Americans’ Worry About the Economy at Lowest Level in 18 Years

Businesses are more positive about the economy, saying now is a good time to expand

Traders work on the floor of the New York Stock Exchange / Getty Images
November 21, 2017

Americans’ worry about the economy are at the lowest level seen in 18 years, according to a poll from Gallup.

Only 15 percent of Americans see the economy as a top problem facing the United States. The only time this percentage has been lower was in 1999 during the dot-com boom, when it hit an all-time low of 13 percent. Before the recession in late 2006 and early 2007, only 16 percent of Americans said the economy was a major concern.

Gallup has been asking respondents what is the major problem facing the country in an open survey format since 1979.

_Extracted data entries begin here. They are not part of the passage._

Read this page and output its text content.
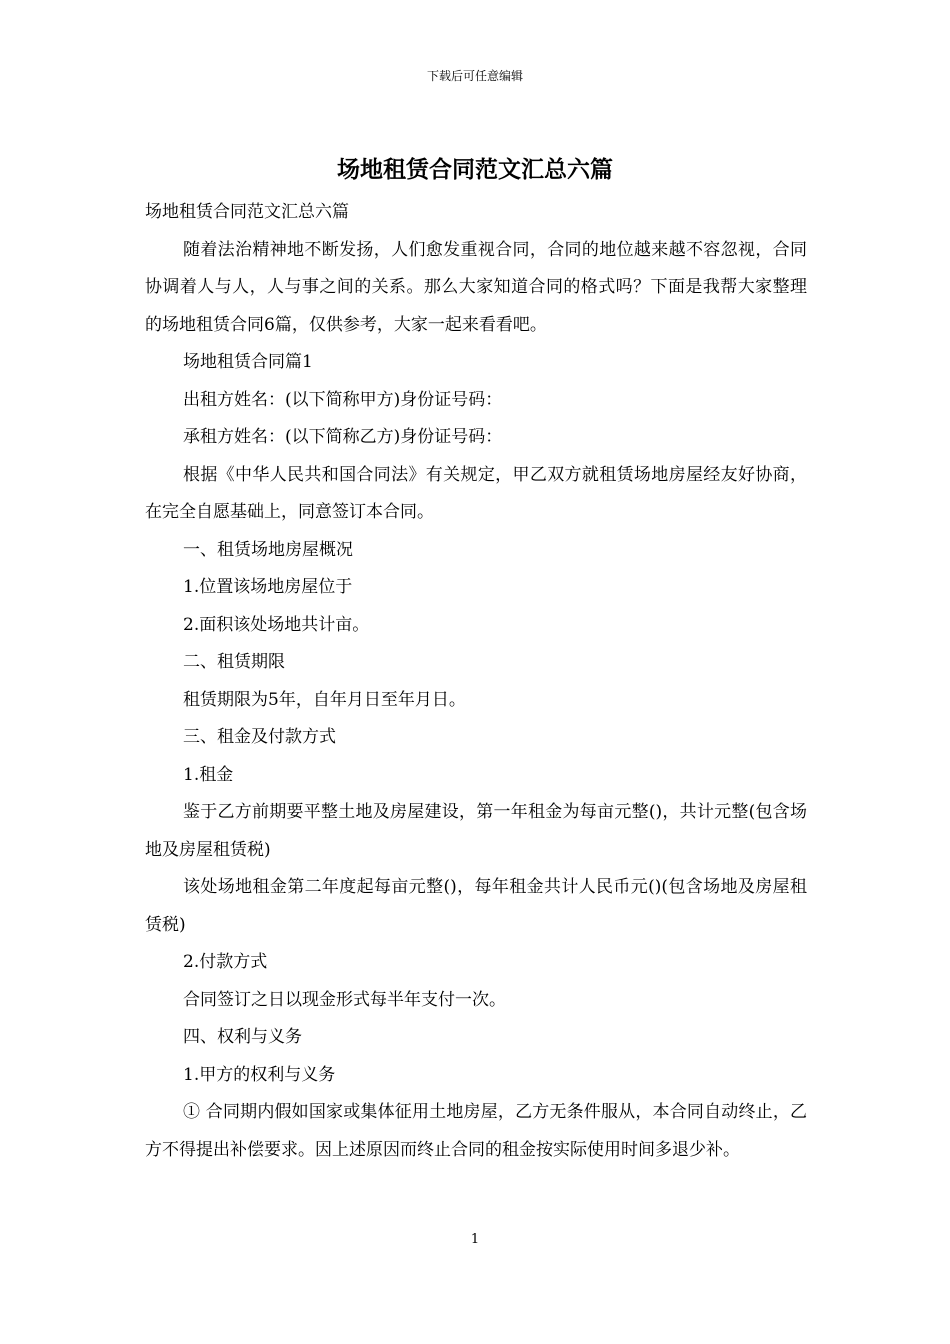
下载后可任意编辑
场地租赁合同范文汇总六篇

场地租赁合同范文汇总六篇

随着法治精神地不断发扬，人们愈发重视合同，合同的地位越来越不容忽视，合同协调着人与人，人与事之间的关系。那么大家知道合同的格式吗？下面是我帮大家整理的场地租赁合同6篇，仅供参考，大家一起来看看吧。

场地租赁合同篇1

出租方姓名：(以下简称甲方)身份证号码：

承租方姓名：(以下简称乙方)身份证号码：

根据《中华人民共和国合同法》有关规定，甲乙双方就租赁场地房屋经友好协商，在完全自愿基础上，同意签订本合同。

一、租赁场地房屋概况

1.位置该场地房屋位于

2.面积该处场地共计亩。

二、租赁期限

租赁期限为5年，自年月日至年月日。

三、租金及付款方式

1.租金

鉴于乙方前期要平整土地及房屋建设，第一年租金为每亩元整()，共计元整(包含场地及房屋租赁税)

该处场地租金第二年度起每亩元整()，每年租金共计人民币元()(包含场地及房屋租赁税)

2.付款方式

合同签订之日以现金形式每半年支付一次。

四、权利与义务

1.甲方的权利与义务

① 合同期内假如国家或集体征用土地房屋，乙方无条件服从，本合同自动终止，乙方不得提出补偿要求。因上述原因而终止合同的租金按实际使用时间多退少补。

1
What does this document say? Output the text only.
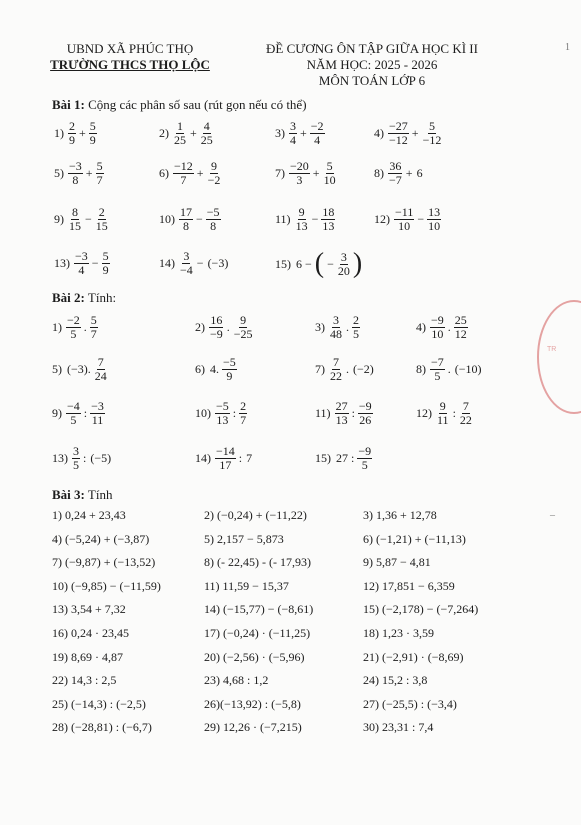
UBND XÃ PHÚC THỌ
TRƯỜNG THCS THỌ LỘC
ĐỀ CƯƠNG ÔN TẬP GIỮA HỌC KÌ II
NĂM HỌC: 2025 - 2026
MÔN TOÁN LỚP 6
1
–
TR
Bài 1: Cộng các phân số sau (rút gọn nếu có thể)
Bài 2: Tính:
Bài 3: Tính
$1) \frac{2}{9} + \frac{5}{9}$	$2) \frac{1}{25} + \frac{4}{25}$	$3) \frac{3}{4} + \frac{-2}{4}$	$4) \frac{-27}{-12} + \frac{5}{-12}$
$5) \frac{-3}{8} + \frac{5}{7}$	$6) \frac{-12}{7} + \frac{9}{-2}$	$7) \frac{-20}{3} + \frac{5}{10}$	$8) \frac{36}{-7} + 6$
$9) \frac{8}{15} - \frac{2}{15}$	$10) \frac{17}{8} - \frac{-5}{8}$	$11) \frac{9}{13} - \frac{18}{13}$	$12) \frac{-11}{10} - \frac{13}{10}$
$13) \frac{-3}{4} - \frac{5}{9}$	$14) \frac{3}{-4} - (-3)$	15) 6 − ( − $\frac{3}{20}$ )
$1) \frac{-2}{5}$ . $\frac{5}{7}$	$2) \frac{16}{-9}$ . $\frac{9}{-25}$	$3) \frac{3}{48}$ . $\frac{2}{5}$	$4) \frac{-9}{10}$ . $\frac{25}{12}$
5) (−3). $\frac{7}{24}$	6) 4. $\frac{-5}{9}$	$7) \frac{7}{22}$ . (−2)	$8) \frac{-7}{5}$ . (−10)
$9) \frac{-4}{5}$ : $\frac{-3}{11}$	$10) \frac{-5}{13}$ : $\frac{2}{7}$	$11) \frac{27}{13}$ : $\frac{-9}{26}$	$12) \frac{9}{11}$ : $\frac{7}{22}$
$13) \frac{3}{5}$ : (−5)	$14) \frac{-14}{17}$ : 7	15) 27 : $\frac{-9}{5}$
1) 0,24 + 23,43	2) (−0,24) + (−11,22)	3) 1,36 + 12,78
4) (−5,24) + (−3,87)	5) 2,157 − 5,873	6) (−1,21) + (−11,13)
7) (−9,87) + (−13,52)	8) (- 22,45) - (- 17,93)	9) 5,87 − 4,81
10) (−9,85) − (−11,59)	11) 11,59 − 15,37	12) 17,851 − 6,359
13) 3,54 + 7,32	14) (−15,77) − (−8,61)	15) (−2,178) − (−7,264)
16) 0,24 · 23,45	17) (−0,24) · (−11,25)	18) 1,23 · 3,59
19) 8,69 · 4,87	20) (−2,56) · (−5,96)	21) (−2,91) · (−8,69)
22) 14,3 : 2,5	23) 4,68 : 1,2	24) 15,2 : 3,8
25) (−14,3) : (−2,5)	26)(−13,92) : (−5,8)	27) (−25,5) : (−3,4)
28) (−28,81) : (−6,7)	29) 12,26 · (−7,215)	30) 23,31 : 7,4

"Economic mentions peaked at 86 percent in February 2009, as the Great Recession continued and newly inaugurated president Barack Obama dealt with the fallout of the 2008 financial crisis," Gallup says. "The economy remained a top concern for several more years, with at least half of Americans mentioning an economic issue as the most important problem through August 2013."

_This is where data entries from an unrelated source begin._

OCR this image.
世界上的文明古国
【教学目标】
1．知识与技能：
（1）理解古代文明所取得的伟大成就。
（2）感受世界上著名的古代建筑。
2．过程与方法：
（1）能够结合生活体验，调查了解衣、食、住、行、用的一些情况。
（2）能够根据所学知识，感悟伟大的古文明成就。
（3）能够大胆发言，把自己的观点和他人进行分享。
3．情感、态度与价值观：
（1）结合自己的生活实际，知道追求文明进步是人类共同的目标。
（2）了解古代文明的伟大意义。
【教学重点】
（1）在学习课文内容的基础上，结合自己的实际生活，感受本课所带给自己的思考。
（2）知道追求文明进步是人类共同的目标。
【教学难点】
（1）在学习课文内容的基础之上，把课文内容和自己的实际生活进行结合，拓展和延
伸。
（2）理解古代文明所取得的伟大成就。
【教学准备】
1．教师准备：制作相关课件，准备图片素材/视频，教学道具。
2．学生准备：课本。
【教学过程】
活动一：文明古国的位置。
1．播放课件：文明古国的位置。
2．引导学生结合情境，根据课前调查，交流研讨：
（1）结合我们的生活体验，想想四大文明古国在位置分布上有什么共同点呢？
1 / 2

Specifically, Americans are concerned about unemployment (4 percent), taxes (2 percent), and the federal budget deficit (2 percent).

"With low unemployment, sustained economic growth, and historically high stock values, it is understandable that Americans are less concerned about the economy than they have been in many years," the report explains.

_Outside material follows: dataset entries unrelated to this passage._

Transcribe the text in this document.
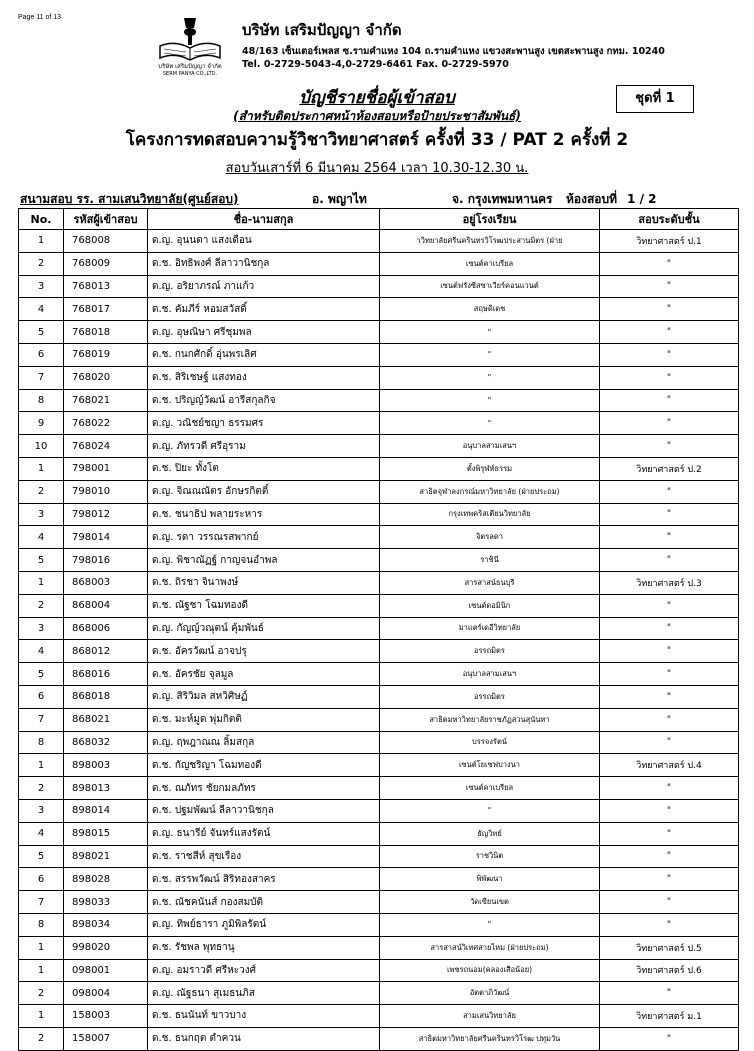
Page 11 of 13
บริษัท เสริมปัญญา จำกัด
SERM PANYA CO.,LTD.
บริษัท เสริมปัญญา จำกัด
48/163 เซ็นเตอร์เพลส ซ.รามคำแหง 104 ถ.รามคำแหง แขวงสะพานสูง เขตสะพานสูง กทม. 10240
Tel. 0-2729-5043-4,0-2729-6461 Fax. 0-2729-5970
บัญชีรายชื่อผู้เข้าสอบ	ชุดที่ 1
(สำหรับติดประกาศหน้าห้องสอบหรือป้ายประชาสัมพันธ์)
โครงการทดสอบความรู้วิชาวิทยาศาสตร์ ครั้งที่ 33 / PAT 2 ครั้งที่ 2
สอบวันเสาร์ที่ 6 มีนาคม 2564 เวลา 10.30-12.30 น.
สนามสอบ รร. สามเสนวิทยาลัย(ศูนย์สอบ)	อ. พญาไท	จ. กรุงเทพมหานคร ห้องสอบที่ 1 / 2
No.	รหัสผู้เข้าสอบ	ชื่อ-นามสกุล	อยู่โรงเรียน	สอบระดับชั้น
1	768008	ด.ญ. อุนนดา แสงเดือน	าวิทยาลัยศรีนครินทรวิโรฒประสานมิตร (ฝ่าย	วิทยาศาสตร์ ป.1
2	768009	ด.ช. อิทธิพงศ์ ลีลาวานิชกุล	เซนต์คาเบรียล	"
3	768013	ด.ญ. อริยาภรณ์ ภาแก้ว	เซนต์ฟรังซีสซาเวียร์คอนแวนต์	"
4	768017	ด.ช. คัมภีร์ หอมสวัสดิ์	สฤษดิเดช	"
5	768018	ด.ญ. อุษณิษา ศรีชุมพล	"	"
6	768019	ด.ช. กนกศักดิ์ อุ่นพรเลิศ	"	"
7	768020	ด.ช. สิริเชษฐ์ แสงทอง	"	"
8	768021	ด.ช. ปริญญ์วัฒน์ อารีสกุลกิจ	"	"
9	768022	ด.ญ. วณิชย์ชญา ธรรมศร	"	"
10	768024	ด.ญ. ภัทรวดี ศรีอุราม	อนุบาลสามเสนฯ	"
1	798001	ด.ช. ปิยะ ทั้งโต	ตั้งพิรุฬห์ธรรม	วิทยาศาสตร์ ป.2
2	798010	ด.ญ. จิณณณัตร อักษรกิตติ์	สาธิตจุฬาลงกรณ์มหาวิทยาลัย (ฝ่ายประถม)	"
3	798012	ด.ช. ชนาธิป พลายระหาร	กรุงเทพคริสเตียนวิทยาลัย	"
4	798014	ด.ญ. รดา วรรณรสพากย์	จิตรลดา	"
5	798016	ด.ญ. พิชาณัฏฐ์ กาญจนอำพล	ราชินี	"
1	868003	ด.ช. ถิรชา จินาพงษ์	สารสาสน์ธนบุรี	วิทยาศาสตร์ ป.3
2	868004	ด.ช. ณัฐชา โฉมทองดี	เซนต์ดอมินิก	"
3	868006	ด.ญ. กัญญ์วณุตน์ คุ้มพันธ์	มาแตร์เดอีวิทยาลัย	"
4	868012	ด.ช. อัครวัฒน์ อาจปรุ	อรรถมิตร	"
5	868016	ด.ช. อัครชัย จุลมูล	อนุบาลสามเสนฯ	"
6	868018	ด.ญ. สิริวิมล สหวิศิษฏ์	อรรถมิตร	"
7	868021	ด.ช. มะห์มูด พุ่มกิตติ	สาธิตมหาวิทยาลัยราชภัฏสวนสุนันทา	"
8	868032	ด.ญ. ฤพฎาณณ ลิ้มสกุล	บรรจงรัตน์	"
1	898003	ด.ช. กัญชริญา โฉมทองดี	เซนต์โยเซฟบางนา	วิทยาศาสตร์ ป.4
2	898013	ด.ช. ณภัทร ชัยกมลภัทร	เซนต์คาเบรียล	"
3	898014	ด.ช. ปฐมพัฒน์ ลีลาวานิชกุล	"	"
4	898015	ด.ญ. ธนารีย์ จันทร์แสงรัตน์	ธัญวิทย์	"
5	898021	ด.ช. ราชสีห์ สุขเรือง	ราชวินิต	"
6	898028	ด.ช. สรรพวัฒน์ สิริทองสาคร	พิพัฒนา	"
7	898033	ด.ช. ณัชคนันส์ กองสมบัติ	วัดเขียนเขต	"
8	898034	ด.ญ. ทิพย์ธารา ภูมิพิลรัตน์	"	"
1	998020	ด.ช. รัชพล พุทธานุ	สารสาสน์วิเทศสายไหม (ฝ่ายประถม)	วิทยาศาสตร์ ป.5
1	098001	ด.ญ. อมราวดี ศรีหะวงศ์	เพชรถนอม(คลองเสือน้อย)	วิทยาศาสตร์ ป.6
2	098004	ด.ญ. ณัฐธนา สุเมธนภิส	อัตตาภิวัฒน์	"
1	158003	ด.ช. ธนนันท์ ขาวบาง	สามเสนวิทยาลัย	วิทยาศาสตร์ ม.1
2	158007	ด.ช. ธนกฤต ตำควน	สาธิตมหาวิทยาลัยศรีนครินทรวิโรฒ ปทุมวัน	"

Businesses are also feeling more optimistic about the economy and are saying they believe now is a good time to expand, according to a poll from the National Federation of Independent Business. The index found that 18 percent of businesses said they plan to increase employment. Thirty-two percent expect the economy to improve.

"Owners became much more positive about the economic environment last month, which suggests a longer-run view," said Bill Dunkelberg, a chief economist at the federation. "In the nearer term, they are more optimistic about real sales growth and improved business conditions through the end of the year."

While Americans are shifting their concern from the economy, they are increasingly seeing poor government as a major problem. Nearly one in four Americans, 23 percent, say they are dissatisfied with government, which is a response that rates higher than any other issue and has remained the top problem for every month this year.

"All major party groups have the government at the top of their list of most important problems, including 31 percent of Democrats, 21 percent of Independents and 18 percent of Republicans," Gallup explains. "Americans' satisfaction with the state of the nation remains low: Only one in four say they are satisfied."

"Their top concerns about the country today—mismanaged or ineffective government, racism, health care, unifying the country, immigration, guns and terrorism—give clues as to what may be keeping their satisfaction down," Gallup says.